MK menyatakan bahwa penerapan pasal ini telah menciptakan ketidakpastian hukum karena multitafsir. Norma tersebut dinilai mengancam prinsip lex certa, lex stricta, dan lex scripta yang merupakan asas fundamental dalam hukum pidana. Oleh karena itu, MK memutuskan frasa "kerusuhan" harus dimaknai terbatas.

"Menyatakan kata 'kerusuhan' dalam Pasal 28 ayat (3) dan Pasal 45A ayat (3) Undang-Undang Nomor 1 Tahun 2024 [...] tidak mempunyai kekuatan hukum mengikat secara bersyarat sepanjang tidak dimaknai 'kerusuhan adalah kondisi yang mengganggu ketertiban umum di ruang fisik, bukan kondisi di ruang digital/siber'," ucap Ketua MK Suhartoyo dalam amar putusan.
 
Baca Juga:
KUHP 2023 Masih Buka Celah Jerat Pengkritik Pemerintah walau UU ITE Tak Bisa Dipakai
 

Pasal yang Disorot: Pasal 28 Ayat (3) dan 45A Ayat (3) UU ITE

Pasal 28 ayat (3) dalam UU ITE sebelumnya berbunyi:

"Setiap Orang dengan sengaja menyebarkan Informasi Elektronik dan/atau Dokumen Elektronik yang diketahuinya memuat pemberitahuan bohong yang menimbulkan kerusuhan di masyarakat."

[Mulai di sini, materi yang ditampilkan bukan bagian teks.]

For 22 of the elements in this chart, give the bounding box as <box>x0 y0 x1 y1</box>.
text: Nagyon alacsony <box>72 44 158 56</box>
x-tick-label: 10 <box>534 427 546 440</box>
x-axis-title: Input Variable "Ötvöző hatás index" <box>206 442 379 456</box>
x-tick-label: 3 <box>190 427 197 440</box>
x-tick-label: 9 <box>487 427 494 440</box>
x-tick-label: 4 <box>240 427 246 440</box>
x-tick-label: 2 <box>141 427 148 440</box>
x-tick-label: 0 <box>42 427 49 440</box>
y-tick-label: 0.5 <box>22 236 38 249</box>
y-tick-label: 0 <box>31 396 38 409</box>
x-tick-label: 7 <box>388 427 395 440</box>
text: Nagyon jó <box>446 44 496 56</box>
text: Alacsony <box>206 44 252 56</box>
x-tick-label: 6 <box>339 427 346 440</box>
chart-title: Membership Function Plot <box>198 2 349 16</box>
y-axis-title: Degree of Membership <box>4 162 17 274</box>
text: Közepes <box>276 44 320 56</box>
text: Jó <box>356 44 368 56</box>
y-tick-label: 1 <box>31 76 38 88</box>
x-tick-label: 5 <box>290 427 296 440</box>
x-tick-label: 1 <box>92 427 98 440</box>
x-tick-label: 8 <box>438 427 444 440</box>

Sementara Pasal 45A ayat (3) menyebutkan:

"Setiap Orang yang dengan sengaja menyebarkan Informasi Elektronik dan/atau Dokumen Elektronik yang diketahuinya memuat pemberitahuan bohong yang menimbulkan kerusuhan di masyarakat sebagaimana dimaksud dalam Pasal 28 ayat (3) dipidana dengan pidana penjara paling lama 6 (enam) tahun dan/atau denda paling banyak Rp1.000.000.000,00 (satu miliar rupiah)."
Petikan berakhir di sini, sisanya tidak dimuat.